2. Pembentukan BPUPKI

BPUPKI (Badan Penyelidik Usaha-usaha Persiapan Kemerdekaan Indonesia) dibentuk oleh pemerintah Jepang pada 29 April 1945.
Tujuannya adalah untuk mempersiapkan kemerdekaan Indonesia.

3. Sidang Pertama BPUPKI (29 Mei – 1 Juni 1945)

Sidang pertama BPUPKI membahas mengenai dasar negara Indonesia.
Tiga tokoh utama mengusulkan rumusan dasar negara, yaitu:

  • Mohammad Yamin (29 Mei)

  • Soepomo (31 Mei)

  • Ir. Soekarno (1 Juni)

4. Pidato Soekarno – 1 Juni 1945

Dalam pidatonya, Ir. Soekarno mengusulkan lima asas dasar negara yang kemudian disebut "Pancasila".
Pidato ini dianggap sebagai momentum lahirnya Pancasila.
Oleh karena itu, tanggal 1 Juni 1945 diperingati sebagai Hari Lahir Pancasila.

5. Panitia Sembilan dan Piagam Jakarta

Setelah sidang BPUPKI, dibentuk Panitia Sembilan untuk merumuskan lebih lanjut dasar negara.
Pada 22 Juni 1945, Panitia Sembilan menghasilkan sebuah dokumen penting yang dikenal sebagai Piagam Jakarta (Jakarta Charter).
Dalam Piagam ini, lima dasar negara dirumuskan dalam bentuk yang hampir sama dengan Pembukaan UUD 1945.
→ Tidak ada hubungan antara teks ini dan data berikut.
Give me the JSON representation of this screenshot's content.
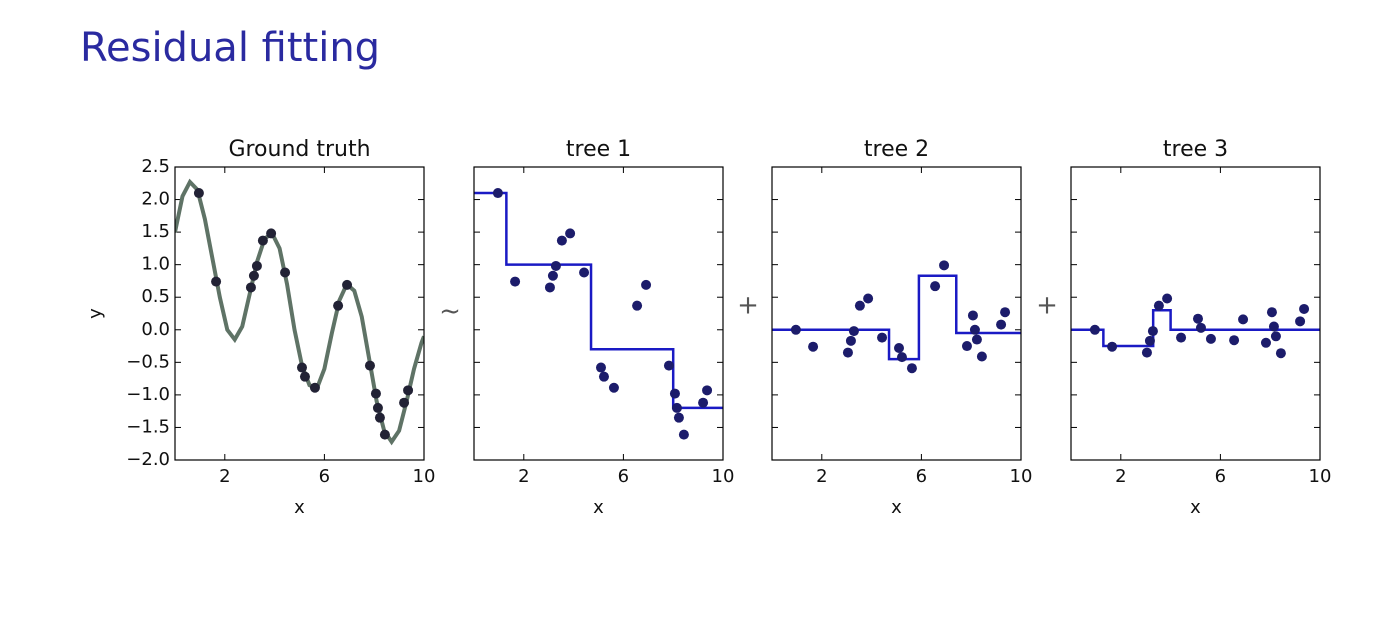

6. Perubahan dalam Piagam Jakarta

Sila pertama dalam Piagam Jakarta semula berbunyi:

"Ketuhanan dengan kewajiban menjalankan syariat Islam bagi pemeluk-pemeluknya"
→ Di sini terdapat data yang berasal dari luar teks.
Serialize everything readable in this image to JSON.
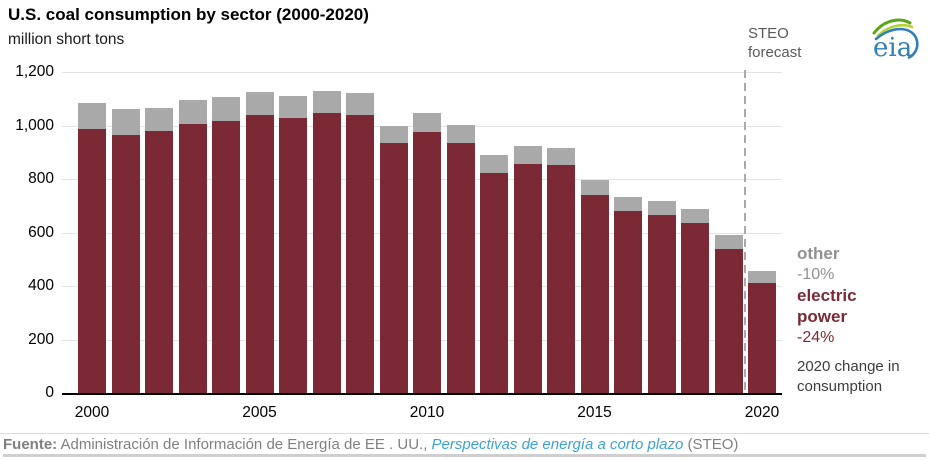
{
  "header": {
    "title": "U.S. coal consumption by sector (2000-2020)",
    "subtitle": "million short tons"
  },
  "logo": {
    "text": "eia"
  },
  "colors": {
    "electric_power": "#7b2a35",
    "other": "#a9a9a9",
    "gridline": "#e4e4e4",
    "axis": "#000000",
    "forecast_divider": "#a9a9a9",
    "link_blue": "#3ba2d9"
  },
  "chart_data": {
    "type": "bar",
    "stacked": true,
    "title": "U.S. coal consumption by sector (2000-2020)",
    "ylabel": "million short tons",
    "xlabel": "",
    "ylim": [
      0,
      1200
    ],
    "grid": "horizontal",
    "legend_position": "right",
    "categories": [
      2000,
      2001,
      2002,
      2003,
      2004,
      2005,
      2006,
      2007,
      2008,
      2009,
      2010,
      2011,
      2012,
      2013,
      2014,
      2015,
      2016,
      2017,
      2018,
      2019,
      2020
    ],
    "series": [
      {
        "name": "electric power",
        "key": "electric",
        "color": "#7b2a35",
        "values": [
          986,
          964,
          978,
          1005,
          1016,
          1039,
          1027,
          1045,
          1041,
          934,
          975,
          933,
          824,
          858,
          852,
          739,
          679,
          665,
          637,
          539,
          410
        ]
      },
      {
        "name": "other",
        "key": "other",
        "color": "#a9a9a9",
        "values": [
          98,
          96,
          88,
          90,
          91,
          87,
          85,
          83,
          80,
          63,
          73,
          70,
          65,
          66,
          65,
          59,
          52,
          52,
          51,
          51,
          46
        ]
      }
    ],
    "ytick_values": [
      0,
      200,
      400,
      600,
      800,
      1000,
      1200
    ],
    "ytick_labels": [
      "0",
      "200",
      "400",
      "600",
      "800",
      "1,000",
      "1,200"
    ],
    "xticks": [
      {
        "index": 0,
        "label": "2000"
      },
      {
        "index": 5,
        "label": "2005"
      },
      {
        "index": 10,
        "label": "2010"
      },
      {
        "index": 15,
        "label": "2015"
      },
      {
        "index": 20,
        "label": "2020"
      }
    ],
    "forecast": {
      "label": "STEO forecast",
      "divider_between": [
        2019,
        2020
      ]
    },
    "legend": {
      "entries": [
        {
          "label": "other",
          "change": "-10%",
          "color": "#a9a9a9"
        },
        {
          "label": "electric power",
          "change": "-24%",
          "color": "#7b2a35"
        }
      ],
      "caption": "2020 change in consumption"
    }
  },
  "footer": {
    "source_label": "Fuente:",
    "source_text": " Administración de Información de Energía de EE . UU., ",
    "source_link": "Perspectivas de energía a corto plazo",
    "source_suffix": " (STEO)"
  }
}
Namun, untuk menjaga persatuan nasional, khususnya dari golongan non-Muslim, sila pertama kemudian diubah menjadi:

"Ketuhanan Yang Maha Esa"

Perubahan ini dilakukan pada tanggal 18 Agustus 1945 saat pengesahan UUD 1945 oleh PPKI.


Penjelasan Istilah Pancasila

1. Asal Usul Kata

Kata "Pancasila" berasal dari bahasa Sanskerta:

  • Panca berarti lima

  • Sila berarti prinsip, asas, atau dasar

Jadi, secara harfiah, Pancasila berarti "lima prinsip" atau "lima dasar".

2. Lima Sila Pancasila

Berikut ini adalah lima sila dalam Pancasila yang menjadi dasar negara Indonesia:

  1. Ketuhanan Yang Maha Esa

  2. Kemanusiaan yang adil dan beradab

  3. Persatuan Indonesia

  4. Kerakyatan yang dipimpin oleh hikmat kebijaksanaan dalam permusyawaratan/perwakilan

  5. Keadilan sosial bagi seluruh rakyat Indonesia

3. Makna Pancasila

Pancasila memiliki makna penting bagi bangsa Indonesia, antara lain:

  • Menjadi dasar negara Indonesia

  • Menjadi pandangan hidup bangsa

  • Menjadi ideologi nasional yang bersifat terbuka, dinamis, dan menyatukan keragaman budaya, suku, dan agama


Kesimpulan

Pancasila lahir pada tanggal 1 Juni 1945 melalui pidato Ir. Soekarno dalam sidang BPUPKI.
Kata "Pancasila" berarti lima prinsip dasar, yang kemudian menjadi ideologi dan dasar negara Indonesia.
Pancasila adalah hasil konsensus nasional dan menjadi perekat bangsa Indonesia yang majemuk.